The taboo on elemental things has almost become an obviousness. Out of fear for sentiment their existence is ignored, so it has to hide in a fairly obscure corner of amusement. Only when packed between frolics, piquancy and stunts may the springtime, a mother’s love, and sorrow be brought up. Outside of that they’re endlessly tinkering on a universe of words about words, solidified lava around a volcano that must have worked some time ago.

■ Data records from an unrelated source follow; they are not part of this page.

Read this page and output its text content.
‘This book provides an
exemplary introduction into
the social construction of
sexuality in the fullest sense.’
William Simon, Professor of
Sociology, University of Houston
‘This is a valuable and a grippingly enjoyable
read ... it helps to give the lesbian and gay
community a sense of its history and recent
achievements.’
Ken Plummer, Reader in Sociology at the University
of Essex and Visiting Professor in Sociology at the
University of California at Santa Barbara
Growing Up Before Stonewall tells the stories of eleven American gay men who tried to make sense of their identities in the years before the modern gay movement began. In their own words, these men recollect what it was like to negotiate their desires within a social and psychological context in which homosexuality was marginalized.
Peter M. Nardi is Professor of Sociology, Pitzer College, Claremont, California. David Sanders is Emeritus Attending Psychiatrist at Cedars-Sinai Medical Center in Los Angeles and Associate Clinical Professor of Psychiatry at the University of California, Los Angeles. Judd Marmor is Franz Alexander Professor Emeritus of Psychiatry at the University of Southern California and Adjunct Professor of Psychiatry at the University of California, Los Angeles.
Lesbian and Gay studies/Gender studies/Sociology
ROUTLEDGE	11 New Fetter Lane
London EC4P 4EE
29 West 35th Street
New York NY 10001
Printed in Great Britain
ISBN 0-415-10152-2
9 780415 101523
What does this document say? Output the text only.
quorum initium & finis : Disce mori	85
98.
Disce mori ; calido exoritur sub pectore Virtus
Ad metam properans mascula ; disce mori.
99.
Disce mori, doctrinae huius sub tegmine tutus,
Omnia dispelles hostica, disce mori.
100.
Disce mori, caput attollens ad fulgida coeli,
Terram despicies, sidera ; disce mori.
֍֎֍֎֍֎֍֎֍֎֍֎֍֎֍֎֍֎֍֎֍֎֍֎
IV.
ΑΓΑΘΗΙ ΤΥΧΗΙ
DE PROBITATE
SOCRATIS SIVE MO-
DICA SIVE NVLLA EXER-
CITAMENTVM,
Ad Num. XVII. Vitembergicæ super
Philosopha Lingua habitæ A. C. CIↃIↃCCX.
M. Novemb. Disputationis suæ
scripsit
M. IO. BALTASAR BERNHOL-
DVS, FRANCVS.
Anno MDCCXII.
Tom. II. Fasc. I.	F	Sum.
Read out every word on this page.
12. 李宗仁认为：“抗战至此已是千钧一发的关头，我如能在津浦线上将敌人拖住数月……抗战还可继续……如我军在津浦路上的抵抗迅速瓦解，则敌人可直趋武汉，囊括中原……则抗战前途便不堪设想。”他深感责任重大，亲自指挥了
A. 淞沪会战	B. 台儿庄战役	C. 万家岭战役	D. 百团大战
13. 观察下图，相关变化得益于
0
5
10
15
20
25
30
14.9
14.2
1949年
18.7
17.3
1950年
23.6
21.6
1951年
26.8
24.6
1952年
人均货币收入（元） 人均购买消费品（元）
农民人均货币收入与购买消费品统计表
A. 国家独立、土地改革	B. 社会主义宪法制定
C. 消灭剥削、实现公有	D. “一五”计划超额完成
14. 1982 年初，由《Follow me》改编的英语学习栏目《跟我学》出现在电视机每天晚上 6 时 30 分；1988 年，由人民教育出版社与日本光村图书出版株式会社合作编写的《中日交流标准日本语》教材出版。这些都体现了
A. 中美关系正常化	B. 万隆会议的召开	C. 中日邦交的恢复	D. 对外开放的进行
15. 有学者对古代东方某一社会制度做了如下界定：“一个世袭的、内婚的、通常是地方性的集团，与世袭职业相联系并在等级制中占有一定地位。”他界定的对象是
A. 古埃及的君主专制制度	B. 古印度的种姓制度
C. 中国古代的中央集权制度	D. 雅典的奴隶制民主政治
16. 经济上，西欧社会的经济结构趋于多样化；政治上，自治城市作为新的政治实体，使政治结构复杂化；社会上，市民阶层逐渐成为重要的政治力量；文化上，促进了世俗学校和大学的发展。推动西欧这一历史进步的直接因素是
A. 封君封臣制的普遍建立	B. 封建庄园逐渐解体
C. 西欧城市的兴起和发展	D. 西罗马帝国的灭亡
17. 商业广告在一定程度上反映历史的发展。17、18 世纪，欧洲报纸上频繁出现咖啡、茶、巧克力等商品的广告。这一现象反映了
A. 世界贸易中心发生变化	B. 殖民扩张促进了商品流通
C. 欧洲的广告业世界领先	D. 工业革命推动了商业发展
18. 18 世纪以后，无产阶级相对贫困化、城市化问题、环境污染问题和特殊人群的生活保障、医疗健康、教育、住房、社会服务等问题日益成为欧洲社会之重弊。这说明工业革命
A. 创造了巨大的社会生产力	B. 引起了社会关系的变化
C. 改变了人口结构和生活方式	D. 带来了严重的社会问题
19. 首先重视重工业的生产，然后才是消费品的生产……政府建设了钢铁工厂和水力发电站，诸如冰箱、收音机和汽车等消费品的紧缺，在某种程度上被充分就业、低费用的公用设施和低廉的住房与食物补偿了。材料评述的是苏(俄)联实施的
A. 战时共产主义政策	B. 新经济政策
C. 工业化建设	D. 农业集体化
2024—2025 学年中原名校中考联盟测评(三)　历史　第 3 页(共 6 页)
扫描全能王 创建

Even activism, heir to the ancient grim resoluteness, has developed its own verbalism, the most misleading one that can be thought of. Few expressions are as purely verbalistic as the thousand times repeated phrase, that it is not about the words, but about the deeds and that something finally needs to happen. Dozens of words have come into circulation that are being used with a certain volition, but exclusively relate to deeds and happenings that never took place and lay far beyond our powers: changing society, revolution, progressive policy, to make aware and even: upbringing. Has anyone ever been brought up? The so-called people of deed have become the biggest verbalists. For them words are not just the means to make a career, but also to maintain the illusion that the world is completely manageable, as manageable as language. By ruminating words they get the satisfying feeling of putting their teeth into reality.

It is an elemental joy and a small wonder to see this world crumble, silent as wet cardboard, to look outside without a mist of words before your eyes, to hear a blackbird sing without thinking of music or poetry, to see old things as new without a revolutionary interference and without an accompanying commentary track. Language is a detour to speechlessness. At a real occurence, we have nothing to say.